I got my first PDA for Christmas, a Palm Tungsten T2 - cost about $700 in New Zealand dollars. It's already changed my reading/writing habits for the better. For a start, my information management has improved because I now have my goals and 'To Do' list on me all the time. I review, edit and add to my tasks each day, then at night I synchronise with my home PC. I haven't yet got to the stage of wirelessly connecting to the Internet in order to keep in synch constantly, but I know that when I do I will make another leap forward in my personal information management.
What's most interesting is looking at how my reading/writing system has changed now that I have a PDA. I read a lot more blog content via my PDA now and I also read longer articles more often. Remember that old axiom that lengthy articles don't get read on the Web? For example we were told in the past to "write no more than 50% of the text you would have used in a hardcopy publication" and to write for scannability, etc. This no longer applies in the era of mobile browsing/reading. Now that I can save long essays to my PDA for perusing at my leisure, I am able to fully absorb and appreciate a well-written lengthy weblog post. I've always believed in the principle that long articles and essays have just as much right to be on the Web than short bite-sized weblog posts. Now finally I've found the technological means to live properly by that principle.
Part of the reason that lengthy articles are traditionally considered bad form on the Web is the discomfort level of reading text on a screen. Not to mention the discomfort of being tied to a chair all day. OOS and sore eyes are the desk jockey's lot. But when I'm reading via my PDA, I'm free to move around and do other things at the same time. The discomfort level drops dramatically, simply because I'm mobile.
There's also the time factor of sitting and reading a long article - e.g. this one that Paul Ford linked to the other day. It was a fascinating article, about quantitative analysis of literature, and I was able to read it on the train and bus. I was taking the time I'd usually just spend pissing and moaning about Wellington's 3rd world transport system, and constructively reading an interesting article on my PDA.
How else has my online routine changed now that I have a PDA? Here's a summary of my read/write cycle currently:
1. Search for content: check RSS Aggregator (Bloglines) and/or do some Googling.
2. Copy/Save to PDA: For interesting articles, copy them to my PDA for reading later (or if I'm at work, email myself a list of URLs to copy to my PDA when I get home).
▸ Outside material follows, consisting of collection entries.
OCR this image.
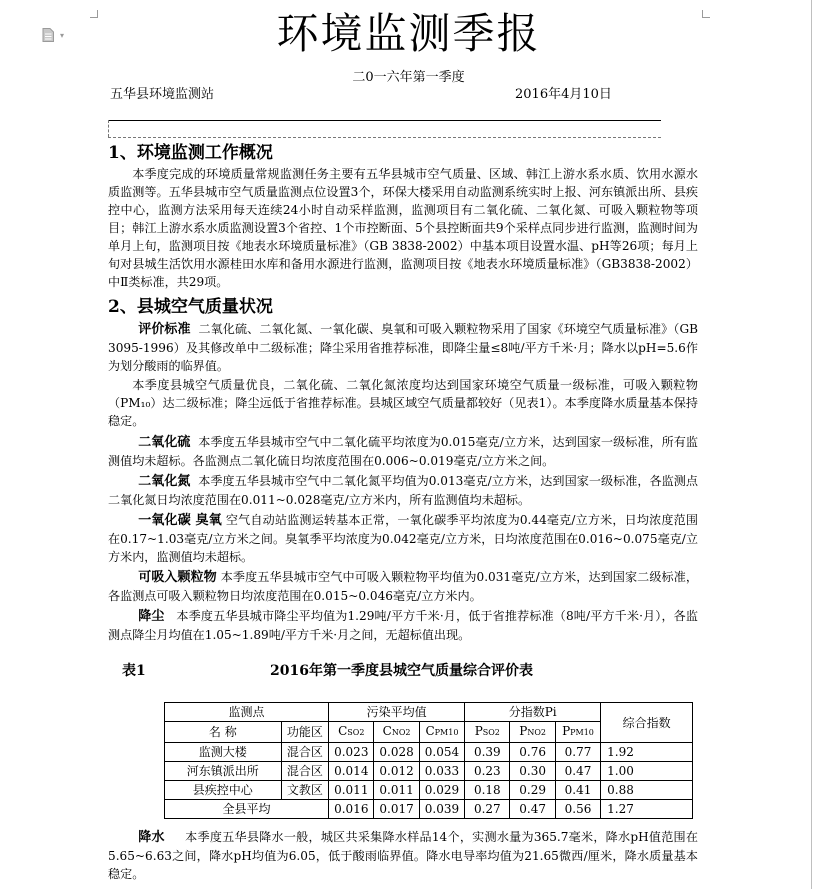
▾	环境监测季报
二0一六年第一季度
五华县环境监测站	2016年4月10日
1、环境监测工作概况

本季度完成的环境质量常规监测任务主要有五华县城市空气质量、区域、韩江上游水系水质、饮用水源水质监测等。五华县城市空气质量监测点位设置3个，环保大楼采用自动监测系统实时上报、河东镇派出所、县疾控中心，监测方法采用每天连续24小时自动采样监测，监测项目有二氧化硫、二氧化氮、可吸入颗粒物等项目；韩江上游水系水质监测设置3个省控、1个市控断面、5个县控断面共9个采样点同步进行监测，监测时间为单月上旬，监测项目按《地表水环境质量标准》（GB 3838-2002）中基本项目设置水温、pH等26项；每月上旬对县城生活饮用水源桂田水库和备用水源进行监测，监测项目按《地表水环境质量标准》（GB3838-2002）中Ⅱ类标准，共29项。

2、县城空气质量状况

评价标准 二氧化硫、二氧化氮、一氧化碳、臭氧和可吸入颗粒物采用了国家《环境空气质量标准》（GB 3095-1996）及其修改单中二级标准；降尘采用省推荐标准，即降尘量≤8吨/平方千米·月；降水以pH=5.6作为划分酸雨的临界值。

本季度县城空气质量优良，二氧化硫、二氧化氮浓度均达到国家环境空气质量一级标准，可吸入颗粒物（PM₁₀）达二级标准；降尘远低于省推荐标准。县城区域空气质量都较好（见表1）。本季度降水质量基本保持稳定。

二氧化硫 本季度五华县城市空气中二氧化硫平均浓度为0.015毫克/立方米，达到国家一级标准，所有监测值均未超标。各监测点二氧化硫日均浓度范围在0.006~0.019毫克/立方米之间。

二氧化氮 本季度五华县城市空气中二氧化氮平均值为0.013毫克/立方米，达到国家一级标准，各监测点二氧化氮日均浓度范围在0.011~0.028毫克/立方米内，所有监测值均未超标。

一氧化碳 臭氧 空气自动站监测运转基本正常，一氧化碳季平均浓度为0.44毫克/立方米，日均浓度范围在0.17~1.03毫克/立方米之间。臭氧季平均浓度为0.042毫克/立方米，日均浓度范围在0.016~0.075毫克/立方米内，监测值均未超标。

可吸入颗粒物 本季度五华县城市空气中可吸入颗粒物平均值为0.031毫克/立方米，达到国家二级标准，各监测点可吸入颗粒物日均浓度范围在0.015~0.046毫克/立方米内。

降尘 本季度五华县城市降尘平均值为1.29吨/平方千米·月，低于省推荐标准（8吨/平方千米·月），各监测点降尘月均值在1.05~1.89吨/平方千米·月之间，无超标值出现。

表1	2016年第一季度县城空气质量综合评价表
监测点		污染平均值			分指数Pi			综合指数
名 称	功能区	CSO2	CNO2	CPM10	PSO2	PNO2	PPM10	
监测大楼	混合区	0.023	0.028	0.054	0.39	0.76	0.77	1.92
河东镇派出所	混合区	0.014	0.012	0.033	0.23	0.30	0.47	1.00
县疾控中心	文教区	0.011	0.011	0.029	0.18	0.29	0.41	0.88
全县平均		0.016	0.017	0.039	0.27	0.47	0.56	1.27

降水 本季度五华县降水一般，城区共采集降水样品14个，实测水量为365.7毫米，降水pH值范围在5.65~6.63之间，降水pH均值为6.05，低于酸雨临界值。降水电导率均值为21.65微西/厘米，降水质量基本稳定。
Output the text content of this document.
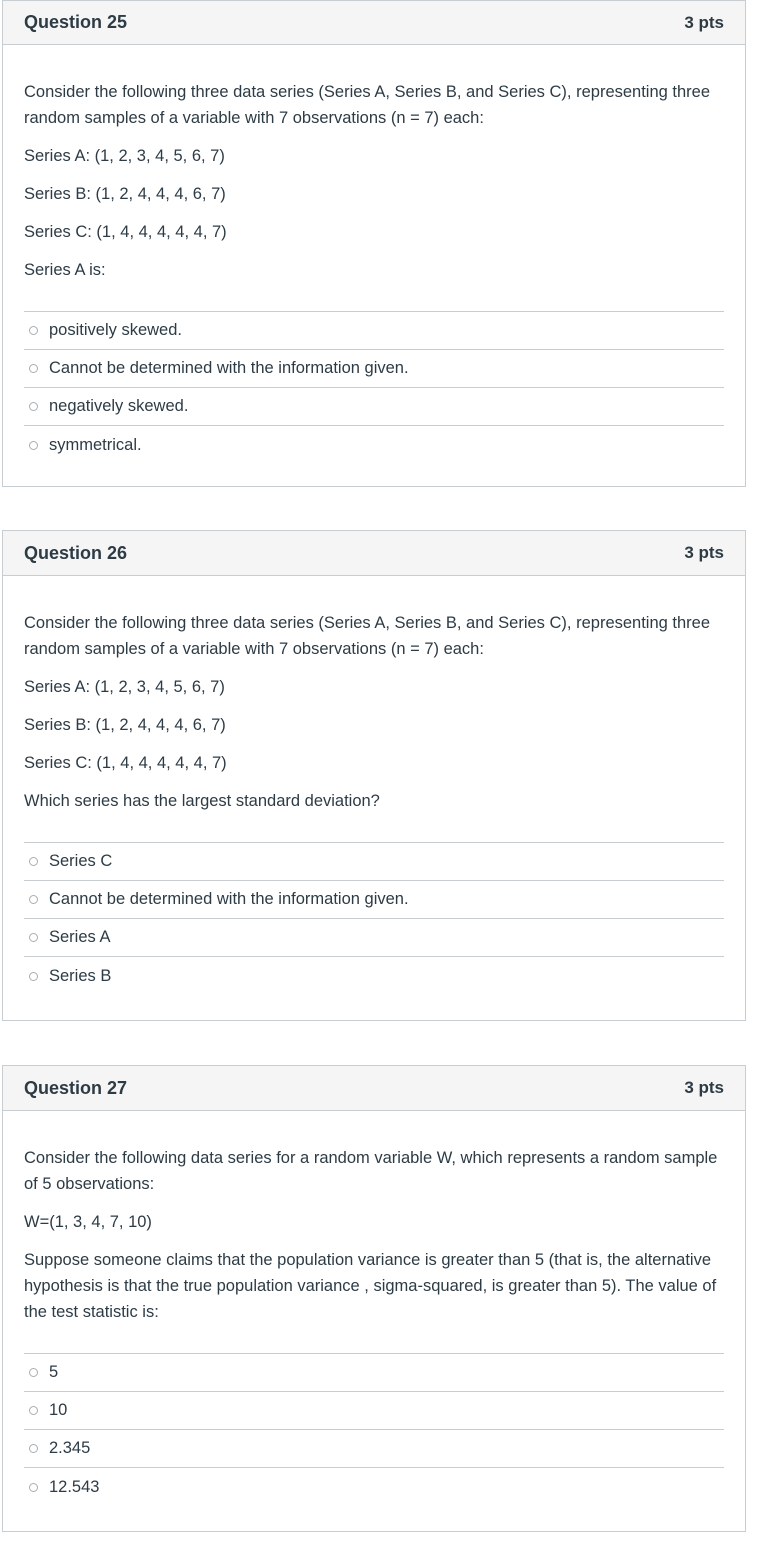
Question 25	3 pts

Consider the following three data series (Series A, Series B, and Series C), representing three random samples of a variable with 7 observations (n = 7) each:

Series A: (1, 2, 3, 4, 5, 6, 7)

Series B: (1, 2, 4, 4, 4, 6, 7)

Series C: (1, 4, 4, 4, 4, 4, 7)

Series A is:

positively skewed.
Cannot be determined with the information given.
negatively skewed.
symmetrical.
Question 26	3 pts

Consider the following three data series (Series A, Series B, and Series C), representing three random samples of a variable with 7 observations (n = 7) each:

Series A: (1, 2, 3, 4, 5, 6, 7)

Series B: (1, 2, 4, 4, 4, 6, 7)

Series C: (1, 4, 4, 4, 4, 4, 7)

Which series has the largest standard deviation?

Series C
Cannot be determined with the information given.
Series A
Series B
Question 27	3 pts

Consider the following data series for a random variable W, which represents a random sample of 5 observations:

W=(1, 3, 4, 7, 10)

Suppose someone claims that the population variance is greater than 5 (that is, the alternative hypothesis is that the true population variance , sigma-squared, is greater than 5). The value of the test statistic is:

5
10
2.345
12.543
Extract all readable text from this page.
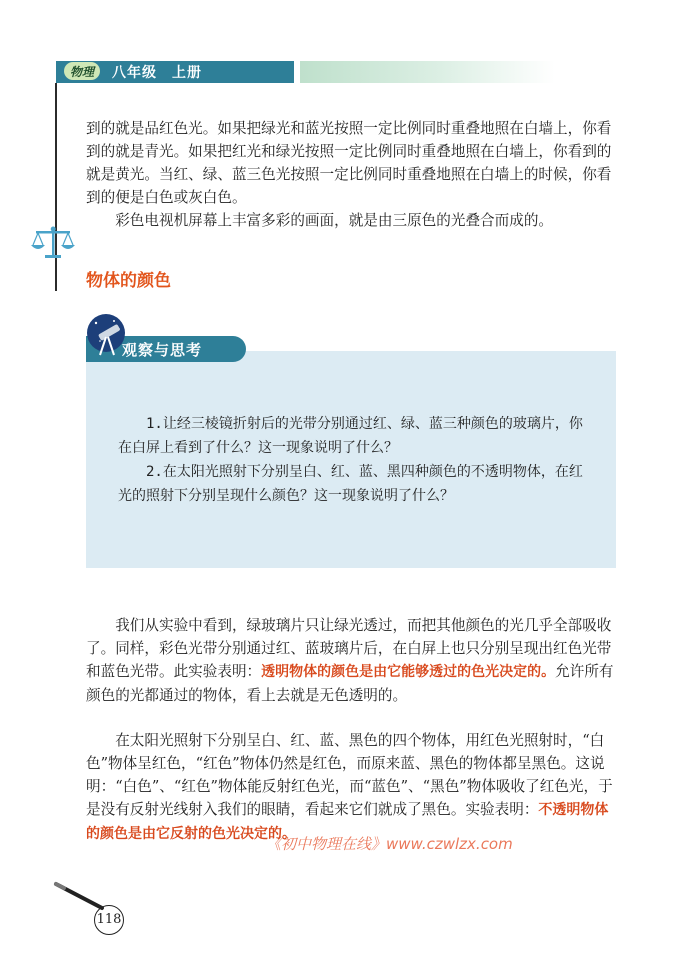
物理	八年级　上册

到的就是品红色光。如果把绿光和蓝光按照一定比例同时重叠地照在白墙上，你看到的就是青光。如果把红光和绿光按照一定比例同时重叠地照在白墙上，你看到的就是黄光。当红、绿、蓝三色光按照一定比例同时重叠地照在白墙上的时候，你看到的便是白色或灰白色。

彩色电视机屏幕上丰富多彩的画面，就是由三原色的光叠合而成的。

物体的颜色
观察与思考

1.让经三棱镜折射后的光带分别通过红、绿、蓝三种颜色的玻璃片，你在白屏上看到了什么？这一现象说明了什么？

2.在太阳光照射下分别呈白、红、蓝、黑四种颜色的不透明物体，在红光的照射下分别呈现什么颜色？这一现象说明了什么？

我们从实验中看到，绿玻璃片只让绿光透过，而把其他颜色的光几乎全部吸收了。同样，彩色光带分别通过红、蓝玻璃片后，在白屏上也只分别呈现出红色光带和蓝色光带。此实验表明：透明物体的颜色是由它能够透过的色光决定的。允许所有颜色的光都通过的物体，看上去就是无色透明的。

在太阳光照射下分别呈白、红、蓝、黑色的四个物体，用红色光照射时，“白色”物体呈红色，“红色”物体仍然是红色，而原来蓝、黑色的物体都呈黑色。这说明：“白色”、“红色”物体能反射红色光，而“蓝色”、“黑色”物体吸收了红色光，于是没有反射光线射入我们的眼睛，看起来它们就成了黑色。实验表明：不透明物体的颜色是由它反射的色光决定的。

《初中物理在线》www.czwlzx.com
118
NB: I'm not yet fully synched in a technological sense. A wireless connection is required - need a bluetooth-enabled phone? That would remove the "copy" component.
3. Read: Either on my PDA - at home, on the train, while running around after my 2-year old daughter, etc. I also read on the Web via a computer screen. At the moment, it's about 50/50 PDA and PC. But I suspect I'll be reading more from my PDA/mobile phone by end of 2004, once I get better equiped technically.
4. Write: two main options
a) Add to Linkblog: for found ideas worth preserving for posterity, but which I don't necessarily want to blog about (I may end up writing about it later though).
b) Write an original article on Read/Write Web. For ideas of my own, or found ideas I want to explore further. I usually save info and notes in my PDA for weblog article prep. My PDA has taken over my paper notebooks in this respect. I sort of miss my scrawly dog-eared notebooks.
As with the reading, I have the potential to write more content on a PDA/mobile phone. I don't think it would be Read/Write Web content though, as I typically write long posts requiring reflection and writing space. It's not feasible or desirable to write long articles on an itty-bitty mobile device. But I can forsee my linkblog entries being automatically published via a PDA/phone with a wireless hook-up. And maybe I would start to post chunks of original microcontent onto Read/Write Web in future, in addition to my longer articles, if I had the mobile means to do it. I guess the proof will be in the pudding, later on in 2004 - the year that mobile blogging takes off?